Loading ramp safety standards given a lift

Countryman
Livestock producers, handlers and transporters have been handed a new set of loading ramp standards by Standards Australia.
Camera IconLivestock producers, handlers and transporters have been handed a new set of loading ramp standards by Standards Australia. Credit: Cally Dupe/Countryman, Cally Dupe

Livestock businesses have been urged to take advantage of tax write-offs to buy new loading ramps and assess the safety of their old ones after the release of new standards this week.

Livestock producers, handlers and transporters were handed a new set of loading ramp standards by Standards Australia this week, in the form of a 37-page document called livestock loading/unloading ramps and forcing pens.

The standard was developed by Standards Australia following public consultation this year and input from a representative supply chain and community steering committee.

The move was prompted by the October 2013 death of 36-year-old truck driver Chad Lynch, who died from head injuries when a hoist above a loading ramp broke and fell while he was unloading sheep at an abattoir in Stawell, Victoria.

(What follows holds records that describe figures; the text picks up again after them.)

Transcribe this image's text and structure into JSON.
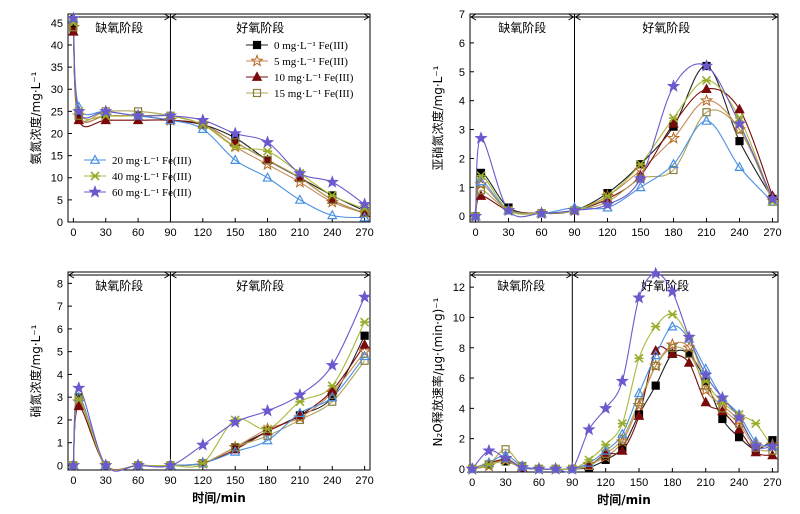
{
  "series_styles": [
    {
      "name": "0 mg·L⁻¹ Fe(III)",
      "marker": "square",
      "stroke": "#000000",
      "fill": "#000000",
      "line": "#222222"
    },
    {
      "name": "5 mg·L⁻¹ Fe(III)",
      "marker": "star",
      "stroke": "#b5651d",
      "fill": "none",
      "line": "#c68a5a"
    },
    {
      "name": "10 mg·L⁻¹ Fe(III)",
      "marker": "triangle",
      "stroke": "#7a0a0a",
      "fill": "#7a0a0a",
      "line": "#7a0a0a"
    },
    {
      "name": "15 mg·L⁻¹ Fe(III)",
      "marker": "square",
      "stroke": "#8b7d3a",
      "fill": "none",
      "line": "#b0a35a"
    },
    {
      "name": "20 mg·L⁻¹ Fe(III)",
      "marker": "triangle",
      "stroke": "#4a90e2",
      "fill": "none",
      "line": "#4a90e2"
    },
    {
      "name": "40 mg·L⁻¹ Fe(III)",
      "marker": "x",
      "stroke": "#9aab2a",
      "fill": "none",
      "line": "#a9b83a"
    },
    {
      "name": "60 mg·L⁻¹ Fe(III)",
      "marker": "star",
      "stroke": "#6a5acd",
      "fill": "#6a5acd",
      "line": "#6a5acd"
    }
  ],
  "legend_groups": {
    "top_right": [
      "0 mg·L⁻¹ Fe(III)",
      "5 mg·L⁻¹ Fe(III)",
      "10 mg·L⁻¹ Fe(III)",
      "15 mg·L⁻¹ Fe(III)"
    ],
    "bottom_left": [
      "20 mg·L⁻¹ Fe(III)",
      "40 mg·L⁻¹ Fe(III)",
      "60 mg·L⁻¹ Fe(III)"
    ]
  },
  "phase_labels": {
    "anoxic": "缺氧阶段",
    "aerobic": "好氧阶段"
  },
  "xlabel": "时间/min",
  "chart_data": [
    {
      "id": "ammonia",
      "type": "line",
      "ylabel": "氨氮浓度/mg·L⁻¹",
      "xlabel": "",
      "xlim": [
        -5,
        275
      ],
      "ylim": [
        0,
        47
      ],
      "xticks": [
        0,
        30,
        60,
        90,
        120,
        150,
        180,
        210,
        240,
        270
      ],
      "yticks": [
        0,
        5,
        10,
        15,
        20,
        25,
        30,
        35,
        40,
        45
      ],
      "phase_boundary": 90,
      "legend": "top_right+bottom_left",
      "x": [
        0,
        5,
        30,
        60,
        90,
        120,
        150,
        180,
        210,
        240,
        270
      ],
      "series": [
        {
          "name": "0 mg·L⁻¹ Fe(III)",
          "values": [
            44,
            24,
            24,
            24,
            23,
            22,
            19,
            14,
            10,
            6,
            2.5
          ]
        },
        {
          "name": "5 mg·L⁻¹ Fe(III)",
          "values": [
            44,
            24,
            24,
            24,
            23,
            22,
            17,
            13,
            9,
            4.5,
            2
          ]
        },
        {
          "name": "10 mg·L⁻¹ Fe(III)",
          "values": [
            43,
            23,
            23,
            23,
            23,
            22,
            18,
            14,
            10,
            5,
            2
          ]
        },
        {
          "name": "15 mg·L⁻¹ Fe(III)",
          "values": [
            44,
            24,
            25,
            25,
            24,
            22,
            18,
            14,
            10,
            5,
            2
          ]
        },
        {
          "name": "20 mg·L⁻¹ Fe(III)",
          "values": [
            46,
            26,
            25,
            24,
            23,
            21,
            14,
            10,
            5,
            1.5,
            1
          ]
        },
        {
          "name": "40 mg·L⁻¹ Fe(III)",
          "values": [
            45,
            25,
            24,
            24,
            24,
            22,
            17,
            16,
            11,
            6,
            3
          ]
        },
        {
          "name": "60 mg·L⁻¹ Fe(III)",
          "values": [
            46,
            25,
            25,
            24,
            24,
            23,
            20,
            18,
            11,
            9,
            4
          ]
        }
      ]
    },
    {
      "id": "nitrite",
      "type": "line",
      "ylabel": "亚硝氮浓度/mg·L⁻¹",
      "xlabel": "",
      "xlim": [
        -5,
        275
      ],
      "ylim": [
        -0.2,
        7
      ],
      "xticks": [
        0,
        30,
        60,
        90,
        120,
        150,
        180,
        210,
        240,
        270
      ],
      "yticks": [
        0,
        1,
        2,
        3,
        4,
        5,
        6,
        7
      ],
      "phase_boundary": 90,
      "legend": "none",
      "x": [
        0,
        5,
        30,
        60,
        90,
        120,
        150,
        180,
        210,
        240,
        270
      ],
      "series": [
        {
          "name": "0 mg·L⁻¹ Fe(III)",
          "values": [
            0,
            1.5,
            0.3,
            0.1,
            0.2,
            0.8,
            1.8,
            3.1,
            5.2,
            2.6,
            0.6
          ]
        },
        {
          "name": "5 mg·L⁻¹ Fe(III)",
          "values": [
            0,
            1.1,
            0.2,
            0.1,
            0.2,
            0.7,
            1.6,
            2.7,
            4.0,
            3.0,
            0.6
          ]
        },
        {
          "name": "10 mg·L⁻¹ Fe(III)",
          "values": [
            0,
            0.7,
            0.2,
            0.1,
            0.2,
            0.6,
            1.4,
            3.2,
            4.4,
            3.7,
            0.7
          ]
        },
        {
          "name": "15 mg·L⁻¹ Fe(III)",
          "values": [
            0,
            0.9,
            0.2,
            0.1,
            0.2,
            0.5,
            1.3,
            1.6,
            3.6,
            3.0,
            0.5
          ]
        },
        {
          "name": "20 mg·L⁻¹ Fe(III)",
          "values": [
            0,
            1.2,
            0.2,
            0.1,
            0.3,
            0.3,
            1.0,
            1.8,
            3.3,
            1.7,
            0.5
          ]
        },
        {
          "name": "40 mg·L⁻¹ Fe(III)",
          "values": [
            0,
            1.4,
            0.2,
            0.1,
            0.2,
            0.7,
            1.8,
            3.4,
            4.7,
            3.4,
            0.5
          ]
        },
        {
          "name": "60 mg·L⁻¹ Fe(III)",
          "values": [
            0,
            2.7,
            0.2,
            0.1,
            0.2,
            0.4,
            1.3,
            4.5,
            5.2,
            3.2,
            0.6
          ]
        }
      ]
    },
    {
      "id": "nitrate",
      "type": "line",
      "ylabel": "硝氮浓度/mg·L⁻¹",
      "xlabel": "时间/min",
      "xlim": [
        -5,
        275
      ],
      "ylim": [
        -0.2,
        8.5
      ],
      "xticks": [
        0,
        30,
        60,
        90,
        120,
        150,
        180,
        210,
        240,
        270
      ],
      "yticks": [
        0,
        1,
        2,
        3,
        4,
        5,
        6,
        7,
        8
      ],
      "phase_boundary": 90,
      "legend": "none",
      "x": [
        0,
        5,
        30,
        60,
        90,
        120,
        150,
        180,
        210,
        240,
        270
      ],
      "series": [
        {
          "name": "0 mg·L⁻¹ Fe(III)",
          "values": [
            0,
            3.0,
            0,
            0,
            0,
            0.1,
            0.8,
            1.5,
            2.2,
            3.0,
            5.7
          ]
        },
        {
          "name": "5 mg·L⁻¹ Fe(III)",
          "values": [
            0,
            2.8,
            0,
            0,
            0,
            0.1,
            0.8,
            1.6,
            2.1,
            3.2,
            5.0
          ]
        },
        {
          "name": "10 mg·L⁻¹ Fe(III)",
          "values": [
            0,
            2.6,
            0,
            0,
            0,
            0.1,
            0.7,
            1.5,
            2.2,
            3.3,
            5.3
          ]
        },
        {
          "name": "15 mg·L⁻¹ Fe(III)",
          "values": [
            0,
            3.0,
            0,
            0,
            0,
            0.1,
            0.8,
            1.3,
            2.0,
            2.8,
            4.6
          ]
        },
        {
          "name": "20 mg·L⁻¹ Fe(III)",
          "values": [
            0,
            3.0,
            0,
            0,
            0,
            0.1,
            0.6,
            1.1,
            2.3,
            3.0,
            4.8
          ]
        },
        {
          "name": "40 mg·L⁻¹ Fe(III)",
          "values": [
            0,
            2.9,
            0,
            0,
            0,
            0.1,
            2.0,
            1.6,
            2.8,
            3.5,
            6.3
          ]
        },
        {
          "name": "60 mg·L⁻¹ Fe(III)",
          "values": [
            0,
            3.4,
            0,
            0,
            0,
            0.9,
            1.9,
            2.4,
            3.1,
            4.4,
            7.4
          ]
        }
      ]
    },
    {
      "id": "n2o",
      "type": "line",
      "ylabel": "N₂O释放速率/μg·(min·g)⁻¹",
      "xlabel": "时间/min",
      "xlim": [
        -2,
        275
      ],
      "ylim": [
        -0.2,
        13
      ],
      "xticks": [
        0,
        30,
        60,
        90,
        120,
        150,
        180,
        210,
        240,
        270
      ],
      "yticks": [
        0,
        2,
        4,
        6,
        8,
        10,
        12
      ],
      "phase_boundary": 90,
      "legend": "none",
      "x": [
        0,
        15,
        30,
        45,
        60,
        75,
        90,
        105,
        120,
        135,
        150,
        165,
        180,
        195,
        210,
        225,
        240,
        255,
        270
      ],
      "series": [
        {
          "name": "0 mg·L⁻¹ Fe(III)",
          "values": [
            0,
            0.3,
            0.5,
            0.1,
            0,
            0,
            0,
            0.1,
            0.6,
            1.4,
            3.6,
            5.5,
            7.6,
            7.6,
            5.8,
            3.3,
            2.1,
            1.3,
            1.9
          ]
        },
        {
          "name": "5 mg·L⁻¹ Fe(III)",
          "values": [
            0,
            0.2,
            0.7,
            0.1,
            0,
            0,
            0,
            0.3,
            0.8,
            1.8,
            4.2,
            6.8,
            8.2,
            8.0,
            5.2,
            4.2,
            3.2,
            1.6,
            1.6
          ]
        },
        {
          "name": "10 mg·L⁻¹ Fe(III)",
          "values": [
            0,
            0.4,
            0.6,
            0.1,
            0,
            0,
            0,
            0.2,
            1.0,
            1.2,
            3.5,
            7.8,
            7.6,
            7.0,
            4.4,
            3.8,
            2.6,
            1.1,
            0.9
          ]
        },
        {
          "name": "15 mg·L⁻¹ Fe(III)",
          "values": [
            0,
            0.3,
            1.3,
            0.2,
            0,
            0,
            0,
            0.2,
            1.0,
            2.0,
            4.4,
            6.8,
            8.0,
            7.6,
            5.5,
            4.0,
            3.0,
            1.4,
            1.2
          ]
        },
        {
          "name": "20 mg·L⁻¹ Fe(III)",
          "values": [
            0,
            0.4,
            0.9,
            0.2,
            0,
            0,
            0,
            0.4,
            1.2,
            2.3,
            5.0,
            7.5,
            9.4,
            8.6,
            6.6,
            4.7,
            3.6,
            1.8,
            1.5
          ]
        },
        {
          "name": "40 mg·L⁻¹ Fe(III)",
          "values": [
            0,
            0.3,
            0.5,
            0.1,
            0,
            0,
            0,
            0.6,
            1.6,
            3.0,
            7.3,
            9.4,
            10.2,
            8.6,
            5.8,
            4.4,
            3.6,
            3.0,
            1.4
          ]
        },
        {
          "name": "60 mg·L⁻¹ Fe(III)",
          "values": [
            0,
            1.2,
            0.7,
            0.1,
            0,
            0,
            0,
            2.6,
            4.0,
            5.8,
            11.3,
            12.9,
            11.7,
            8.7,
            6.2,
            4.7,
            3.4,
            1.5,
            1.5
          ]
        }
      ]
    }
  ]
}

Australian Livestock and Rural Transporters Association of Australia animal welfare committee chair Mick Debenham said the new standards — which are guidelines and not mandatory — would improve worker safety and animal welfare.

“Loading ramps and forcing yards are the most dangerous part of livestock handling facilities,” Mr Debenham said.

“In 2020, livestock producers, handlers and transporters can no longer accept the unnecessary risk of crushing, lacerations and slips, trips and falls, and tragically, sometimes death.”

Mr Debenham said there was consensus within the industry that improved safety could be best achieved by keeping livestock and people separated.

“This is a guiding principle that is reflected throughout the standard and by improving safety for workers, we also improve the safety and welfare of our livestock — the two go hand in hand,” he said.

“The standard is strongly supported by the livestock supply chain and based on the pre-existing Guide for Safe Design of Livestock Loading Ramps and Forcing Yards published in 2015.

“Those who have followed the guide will generally meet the standard.”

ALRTA national president Scott McDonald said that there had never been a better time to invest in safer and more productive livestock ramps.

“After an unprecedented string of natural disasters, the rural sector is now enjoying a good season and minds will soon turn to investing profits in improved supply chain infrastructure,” he said.

“The Federal Government is encouraging new investment via instant asset write-off provisions announced in the 2020-21 Budget.”

Mr McDonald said until June 30, 2022, businesses could generally write off the full cost of depreciable assets in the first year of use or installation.

“I strongly encourage all ramp owners to undertake a safety risk, animal welfare and productivity assessment of their existing livestock ramps and take the opportunity to bring facilities into line with the national ramp standard while the investment incentives are in place,” he said.

“Farmers and depot managers purchasing new equipment should ask the manufacturer if the product meets the standard.”